Una madre ha formalmente presentato una denuncia presso la Procura della Repubblica di Napoli, segnalando con profonda preoccupazione che la figlia di appena dieci anni sarebbe stata vittima di reiterati episodi di bullismo all’interno dell’istituto scolastico primario che frequenta quotidianamente. La donna, profondamente turbata dalla situazione, ha preso la difficile decisione di rivolgersi direttamente alle autorità giudiziarie dopo aver attentamente riscontrato e osservato una serie di comportamenti e segnali che, a suo insindacabile giudizio, avrebbero provocato profonde e significative ripercussioni sul delicato benessere psicologico della minore, alterandone la serenità e la condotta abituale.
La denuncia dettagliata e la cronologia degli episodi
Nel documento presentato alla Procura, la madre ha accuratamente descritto come la figlia, iscritta presso una specifica scuola primaria di Napoli, sarebbe stata oggetto di continui e sistematici atti di prevaricazione e vessazione da parte di alcuni suoi compagni di classe. La situazione, così come delineata nella denuncia, non si sarebbe trattata di un evento isolato, ma si sarebbe protratta nel tempo, assumendo i contorni di una condotta persistente che ha infine spinto la donna a formalizzare un esposto dettagliato ai pubblici ministeri. La madre ha inoltre specificato che, a seguito di questi episodi, la figlia avrebbe manifestato chiari e inequivocabili segni di disagio emotivo, accompagnati da visibili cambiamenti nel comportamento e nell'umore, elementi che l'hanno convinta della necessità impellente di richiedere l'intervento risolutivo degli organi competenti per la tutela e la protezione della minore.
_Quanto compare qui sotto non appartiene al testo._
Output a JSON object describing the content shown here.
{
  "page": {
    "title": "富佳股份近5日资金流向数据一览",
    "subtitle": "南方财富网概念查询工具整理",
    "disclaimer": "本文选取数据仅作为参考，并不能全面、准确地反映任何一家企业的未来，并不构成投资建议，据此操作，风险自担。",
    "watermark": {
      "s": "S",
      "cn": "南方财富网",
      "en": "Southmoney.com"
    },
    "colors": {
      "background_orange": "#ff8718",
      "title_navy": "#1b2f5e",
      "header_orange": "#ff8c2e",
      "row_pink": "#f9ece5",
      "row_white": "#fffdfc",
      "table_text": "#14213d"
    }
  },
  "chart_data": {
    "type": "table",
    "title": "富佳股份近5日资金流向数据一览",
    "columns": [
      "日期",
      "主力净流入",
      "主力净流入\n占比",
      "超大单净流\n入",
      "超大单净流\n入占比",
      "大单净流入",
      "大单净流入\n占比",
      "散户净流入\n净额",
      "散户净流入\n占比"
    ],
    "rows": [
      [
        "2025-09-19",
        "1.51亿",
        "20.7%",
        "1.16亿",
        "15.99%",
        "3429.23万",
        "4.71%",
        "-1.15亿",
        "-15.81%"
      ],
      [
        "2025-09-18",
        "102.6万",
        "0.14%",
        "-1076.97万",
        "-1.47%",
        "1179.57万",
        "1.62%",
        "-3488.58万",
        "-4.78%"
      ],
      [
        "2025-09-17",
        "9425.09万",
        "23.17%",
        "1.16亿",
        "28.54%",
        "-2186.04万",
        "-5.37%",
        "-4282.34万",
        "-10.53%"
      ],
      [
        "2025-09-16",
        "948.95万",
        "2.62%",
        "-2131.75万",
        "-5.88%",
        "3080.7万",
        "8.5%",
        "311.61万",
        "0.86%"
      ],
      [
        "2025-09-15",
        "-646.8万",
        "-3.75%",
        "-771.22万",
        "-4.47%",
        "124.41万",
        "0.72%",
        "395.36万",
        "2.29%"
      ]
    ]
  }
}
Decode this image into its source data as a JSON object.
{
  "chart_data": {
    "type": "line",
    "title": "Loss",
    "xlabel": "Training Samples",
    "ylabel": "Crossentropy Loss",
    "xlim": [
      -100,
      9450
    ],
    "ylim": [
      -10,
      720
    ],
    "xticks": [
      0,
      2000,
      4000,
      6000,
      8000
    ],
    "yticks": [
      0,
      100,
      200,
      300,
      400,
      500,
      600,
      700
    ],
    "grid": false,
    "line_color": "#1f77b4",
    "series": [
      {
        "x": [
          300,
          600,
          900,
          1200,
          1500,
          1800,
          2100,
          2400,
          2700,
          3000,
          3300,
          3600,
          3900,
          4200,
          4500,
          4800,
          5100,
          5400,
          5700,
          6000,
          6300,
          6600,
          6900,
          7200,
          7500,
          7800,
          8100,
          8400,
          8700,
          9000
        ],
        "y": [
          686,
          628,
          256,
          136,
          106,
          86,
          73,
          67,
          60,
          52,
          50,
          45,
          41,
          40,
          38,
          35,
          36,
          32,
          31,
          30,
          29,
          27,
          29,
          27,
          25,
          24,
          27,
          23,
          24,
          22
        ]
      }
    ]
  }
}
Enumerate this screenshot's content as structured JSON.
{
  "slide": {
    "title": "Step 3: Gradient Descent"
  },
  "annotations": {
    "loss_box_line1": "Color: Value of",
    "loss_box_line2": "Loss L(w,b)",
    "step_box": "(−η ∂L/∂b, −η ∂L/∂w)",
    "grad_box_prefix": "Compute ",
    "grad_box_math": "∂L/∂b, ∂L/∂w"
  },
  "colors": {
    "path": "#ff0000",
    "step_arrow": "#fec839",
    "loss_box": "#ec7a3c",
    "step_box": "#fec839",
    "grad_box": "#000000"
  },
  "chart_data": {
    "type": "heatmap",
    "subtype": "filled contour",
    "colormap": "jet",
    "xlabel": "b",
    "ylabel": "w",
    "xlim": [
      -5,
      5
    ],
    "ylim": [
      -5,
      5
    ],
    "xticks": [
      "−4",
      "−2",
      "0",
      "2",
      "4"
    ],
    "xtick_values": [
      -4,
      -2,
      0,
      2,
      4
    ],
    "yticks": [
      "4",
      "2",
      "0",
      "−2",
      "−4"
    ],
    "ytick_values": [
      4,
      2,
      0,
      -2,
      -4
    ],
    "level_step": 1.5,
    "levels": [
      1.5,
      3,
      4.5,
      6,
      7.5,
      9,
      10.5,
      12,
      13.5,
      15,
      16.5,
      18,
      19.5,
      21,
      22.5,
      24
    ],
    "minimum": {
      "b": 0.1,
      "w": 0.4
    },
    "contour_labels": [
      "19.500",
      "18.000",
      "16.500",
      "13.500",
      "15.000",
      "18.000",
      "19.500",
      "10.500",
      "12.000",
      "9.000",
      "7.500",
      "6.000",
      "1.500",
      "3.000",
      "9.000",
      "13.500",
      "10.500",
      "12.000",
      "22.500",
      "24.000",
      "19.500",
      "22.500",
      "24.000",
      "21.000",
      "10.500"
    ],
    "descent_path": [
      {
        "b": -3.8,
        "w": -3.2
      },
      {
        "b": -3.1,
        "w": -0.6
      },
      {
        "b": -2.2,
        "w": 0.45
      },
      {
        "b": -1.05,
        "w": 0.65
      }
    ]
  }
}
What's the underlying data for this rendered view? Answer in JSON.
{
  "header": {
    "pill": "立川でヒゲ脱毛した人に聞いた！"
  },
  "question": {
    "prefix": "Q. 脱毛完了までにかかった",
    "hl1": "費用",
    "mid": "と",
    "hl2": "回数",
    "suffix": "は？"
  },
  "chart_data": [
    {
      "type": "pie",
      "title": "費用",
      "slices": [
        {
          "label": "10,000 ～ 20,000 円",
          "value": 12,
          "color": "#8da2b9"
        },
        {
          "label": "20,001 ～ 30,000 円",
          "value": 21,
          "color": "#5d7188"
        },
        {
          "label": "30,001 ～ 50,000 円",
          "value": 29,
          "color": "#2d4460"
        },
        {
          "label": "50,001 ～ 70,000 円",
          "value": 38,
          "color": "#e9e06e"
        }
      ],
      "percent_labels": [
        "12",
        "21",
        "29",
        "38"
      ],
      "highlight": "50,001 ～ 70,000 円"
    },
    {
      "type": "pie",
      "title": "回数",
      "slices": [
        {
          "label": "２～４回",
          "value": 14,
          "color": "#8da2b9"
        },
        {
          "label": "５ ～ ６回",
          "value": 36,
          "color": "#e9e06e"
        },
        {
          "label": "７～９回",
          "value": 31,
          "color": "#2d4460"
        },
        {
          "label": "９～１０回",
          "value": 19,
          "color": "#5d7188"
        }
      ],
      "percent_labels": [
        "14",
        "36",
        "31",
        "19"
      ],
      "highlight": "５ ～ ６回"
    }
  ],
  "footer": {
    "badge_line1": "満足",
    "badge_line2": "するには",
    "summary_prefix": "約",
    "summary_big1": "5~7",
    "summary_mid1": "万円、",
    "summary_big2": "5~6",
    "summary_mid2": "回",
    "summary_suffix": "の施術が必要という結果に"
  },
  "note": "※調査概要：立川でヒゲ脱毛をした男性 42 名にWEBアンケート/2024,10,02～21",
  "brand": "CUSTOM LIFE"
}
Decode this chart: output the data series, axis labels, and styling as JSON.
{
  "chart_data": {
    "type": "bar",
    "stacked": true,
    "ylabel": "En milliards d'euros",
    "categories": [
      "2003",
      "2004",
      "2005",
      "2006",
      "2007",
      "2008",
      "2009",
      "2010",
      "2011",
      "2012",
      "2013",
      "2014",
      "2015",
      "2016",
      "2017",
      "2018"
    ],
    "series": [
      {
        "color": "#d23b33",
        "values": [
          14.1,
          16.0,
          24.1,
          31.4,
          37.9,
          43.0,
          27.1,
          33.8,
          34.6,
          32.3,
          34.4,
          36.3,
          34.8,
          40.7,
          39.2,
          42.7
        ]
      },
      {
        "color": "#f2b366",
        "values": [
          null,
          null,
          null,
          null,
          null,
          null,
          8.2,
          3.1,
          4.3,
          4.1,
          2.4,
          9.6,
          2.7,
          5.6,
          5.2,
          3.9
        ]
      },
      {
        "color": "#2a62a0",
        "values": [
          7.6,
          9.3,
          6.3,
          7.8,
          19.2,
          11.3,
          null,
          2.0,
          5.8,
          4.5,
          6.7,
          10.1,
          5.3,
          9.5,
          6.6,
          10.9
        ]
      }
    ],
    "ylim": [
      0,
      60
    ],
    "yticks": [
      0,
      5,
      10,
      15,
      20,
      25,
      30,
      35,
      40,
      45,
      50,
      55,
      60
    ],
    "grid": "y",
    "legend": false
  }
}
Il contesto scolastico e l'azione della magistratura
La grave vicenda si inserisce nel contesto più ampio delle scuole primarie di Napoli, dove la madre della giovane alunna ha ritenuto assolutamente indispensabile e prioritario coinvolgere l'autorità giudiziaria per garantire la piena tutela e salvaguardia della figlia. Attraverso la presentazione della denuncia, la donna ha esplicitamente richiesto che venga fatta piena e completa luce su tutti gli episodi di bullismo segnalati, e che, di conseguenza, siano tempestivamente adottati tutti i provvedimenti necessari e opportuni a tutela della giovane vittima. L'esposto è ora ufficialmente al vaglio della Procura della Repubblica, che ha avviato le procedure per valutare con la massima attenzione tutte le circostanze esposte e per accertare le eventuali responsabilità connesse ai gravi episodi di bullismo denunciati, al fine di garantire giustizia e protezione alla minore coinvolta.